#anthologie #12 | Los Angeles, Santa Teresa, Karlsruhe

Los Angeles

Il voit les villes d’abord par le hublot, la nuit les lignes lumineuses, les scintillements, les processions de phares, le jour, l’alternance des espaces verts et du bâti, la couleur que donne l’atmosphère sèche, tempérée, humide, les routes, les côtes, les rivières, fleuves ou lacs, les stades, les usines. L’arrivée à Los Angeles de nuit, ce fut ça, le noir du désert et tout à coup la féérie d’une ville lumière que seul l’océan peut éteindre. Les highways comme autant de tentacules lumineux sur lesquels il sera tout à l’heure. Cette arrivée-là, il l’a gardée en tête. Puis, dans l’aéroport après la douane, il se souvient de la descente des escaliers entre une haie de flics du LAPD qui le scrutent alors qu’il descend les marches, Ray-Ban, bras croisés ou pouces glissés dans la ceinture, visages fermés, chewing-gum.
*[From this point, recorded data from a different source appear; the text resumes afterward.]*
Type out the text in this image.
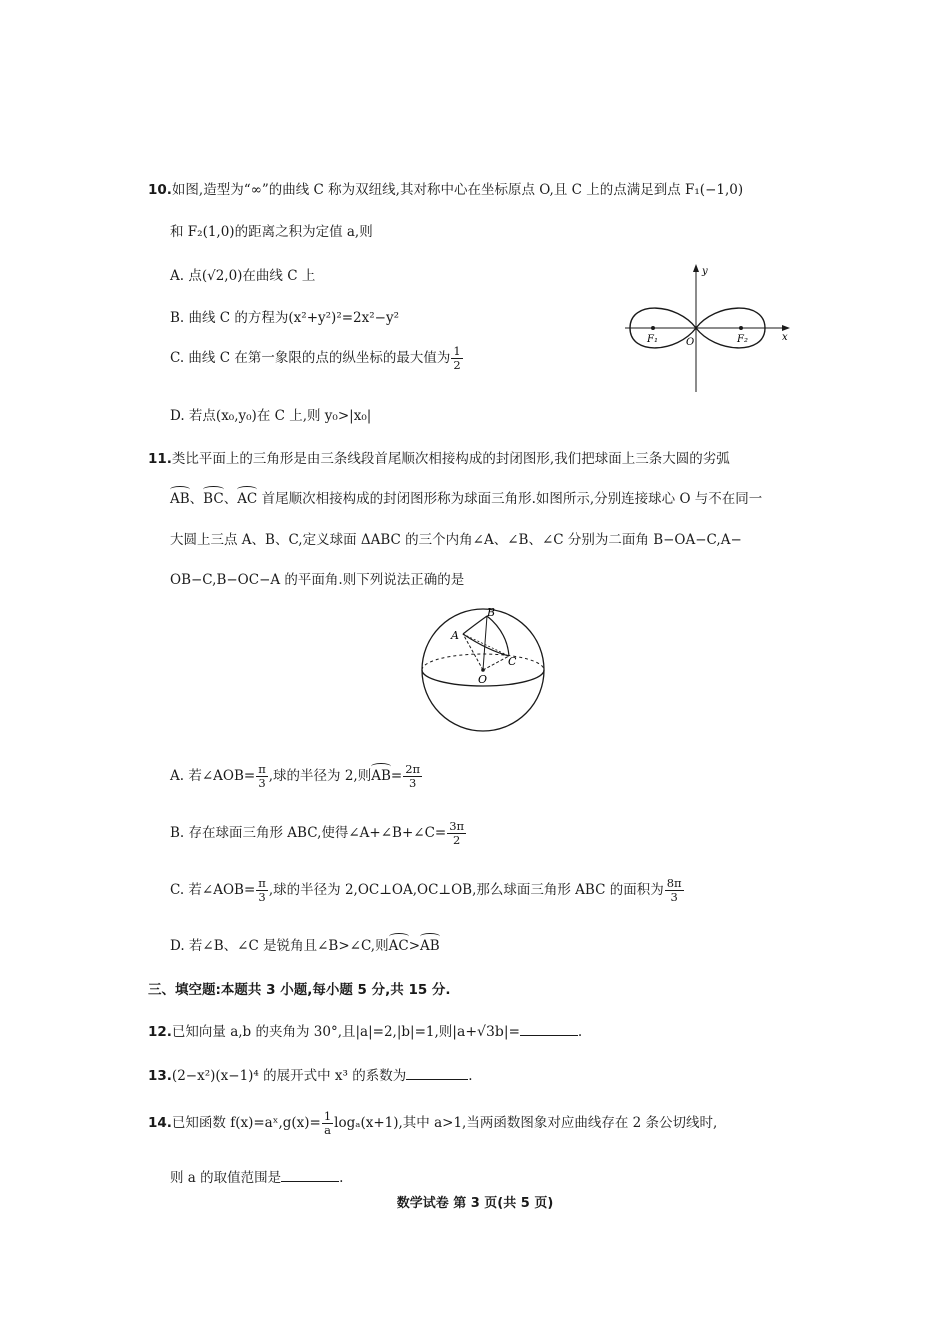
10.如图,造型为“∞”的曲线 C 称为双纽线,其对称中心在坐标原点 O,且 C 上的点满足到点 F₁(−1,0)
和 F₂(1,0)的距离之积为定值 a,则
A. 点(√2,0)在曲线 C 上
B. 曲线 C 的方程为(x²+y²)²=2x²−y²
C. 曲线 C 在第一象限的点的纵坐标的最大值为 $\frac{1}{2}$
D. 若点(x₀,y₀)在 C 上,则 y₀>|x₀|
y
x
O
F₁	F₂
11.类比平面上的三角形是由三条线段首尾顺次相接构成的封闭图形,我们把球面上三条大圆的劣弧
AB、BC、AC 首尾顺次相接构成的封闭图形称为球面三角形.如图所示,分别连接球心 O 与不在同一
大圆上三点 A、B、C,定义球面 ΔABC 的三个内角∠A、∠B、∠C 分别为二面角 B−OA−C,A−
OB−C,B−OC−A 的平面角.则下列说法正确的是
B
A
C
O
A. 若∠AOB= $\frac{\pi}{3}$ ,球的半径为 2,则$AB= \frac{2\pi}{3}$
B. 存在球面三角形 ABC,使得∠A+∠B+∠C= $\frac{3\pi}{2}$
C. 若∠AOB= $\frac{\pi}{3}$ ,球的半径为 2,OC⊥OA,OC⊥OB,那么球面三角形 ABC 的面积为 $\frac{8\pi}{3}$
D. 若∠B、∠C 是锐角且∠B>∠C,则AC>AB
三、填空题:本题共 3 小题,每小题 5 分,共 15 分.
12.已知向量 a,b 的夹角为 30°,且|a|=2,|b|=1,则|a+√3b|=	.
13.(2−x²)(x−1)⁴ 的展开式中 x³ 的系数为	.
14.已知函数 f(x)=aˣ,g(x)= $\frac{1}{a} \log_a(x+1)$,其中 a>1,当两函数图象对应曲线存在 2 条公切线时,
则 a 的取值范围是	.
数学试卷 第 3 页(共 5 页)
C’était comme à Hollywood, mais en vrai, avec l’envie de rire qui passe dès le premier regard. 

Santa Teresa

« Ils entrèrent dans Santa Teresa par le sud et la ville leur parut un énorme campement de Gitans ou de réfugiés prêts à se mettre en route au moindre signal. ». Moi, Santa Teresa, c’est par le Nord que j’y suis arrivé, directement depuis Tucson par la I-19. Je me souviens de la rupture entre le désert et son autoroute, l’arrivée à la frontière que passent à pied des Mexicains et des Mexicaines. Je me souviens de la file des camions entrant aux States que je quittais. Ce n’étaient pas des touristes que je croisais, mais des travailleurs réguliers, des frontaliers qui dorment dans des piaules à quelques pesos où ils s’entassent pour mettre un peu d’argent de côté jusqu’au jour où il pourront pousser plus loin, et se payer un appartement pour toute la famille à Tucson, Los Angeles ou Dallas. En entrant dans Santa Teresa par le Nord, je me sentais comme un vieux saumon remontant le courant que les autres suivent. Il me restait à trouver l’Hotel México. Je suis resté sur l’avenue principale, j’ai passé l’hôtel San Carlos, l’hôtel Regis, l’hôtel Contemporaneo, l’hôtel Gope, l’hôtel Olga, l’hôtel Frontera, l’hôtel Martinez. La ville était une série d’hôtels bas aux devantures usées. L’hôtel México était adossé à un bâtiment blanc abritant deux boutiques, l’une aux rideaux fermés sur le mur de laquelle était peint en lettres rouges Sonora’s desert pharmacy, l’autre à la porte ouverte indiquait toujours à la peinture Santos en jaune et Joyeros en rouge et, comme en un sous-titre orange, churas y reparaciones de joyeria de oro y plata. Il y avait une place devant chez Santos. Je me suis garé là. Un homme en tee-shirt à large bandes vertes me regardait.

Karlsruhe

Je n’ai aucun souvenir de mon arrivée à Karlsruhe. J’y suis allé en voiture depuis Strasbourg. J’avais dû traverser le Rhin à Kehl et prendre l’A5 vers le Nord. C’est sûr. Mais je ne m’en souviens pas, ni de l’itinéraire ni de la circulation. C’est une de ces arrivées qui semblent n’avoir pas existé. Je n’ai aucune image de la route elle-même ni de l’entrée dans la ville. J’ai été à Karlsruhe. Cette phrase est plus juste que « je suis allé à Karlsruhe ». Un jour, j’ai été à Karlsruhe, je m’y suis retrouvé, comme si j’étais apparu là-bas ou, c’est plutôt l’impression que j’ai aujourd’hui, comme si la ville m’avait saisi, comme si elle m’avait enveloppé ou encore comme si elle m’avait aspiré. Ça n’a rien à voir avec un rêve où je me serais retrouvé dans une ville inconnue qui s’appellerait Karlsruhe. Je sais que je suis parti de Strasbourg. Puis, j’ai été à Karlsruhe. Entre les deux, une heure et demie de ma vie, quatre-vingt-dix minutes, la dureé d’un match de foot, se sont évaporées. Il ne m’en reste rien que ces quelques lignes et le plan de Karlsruhe que j’avais acheté avant de partir.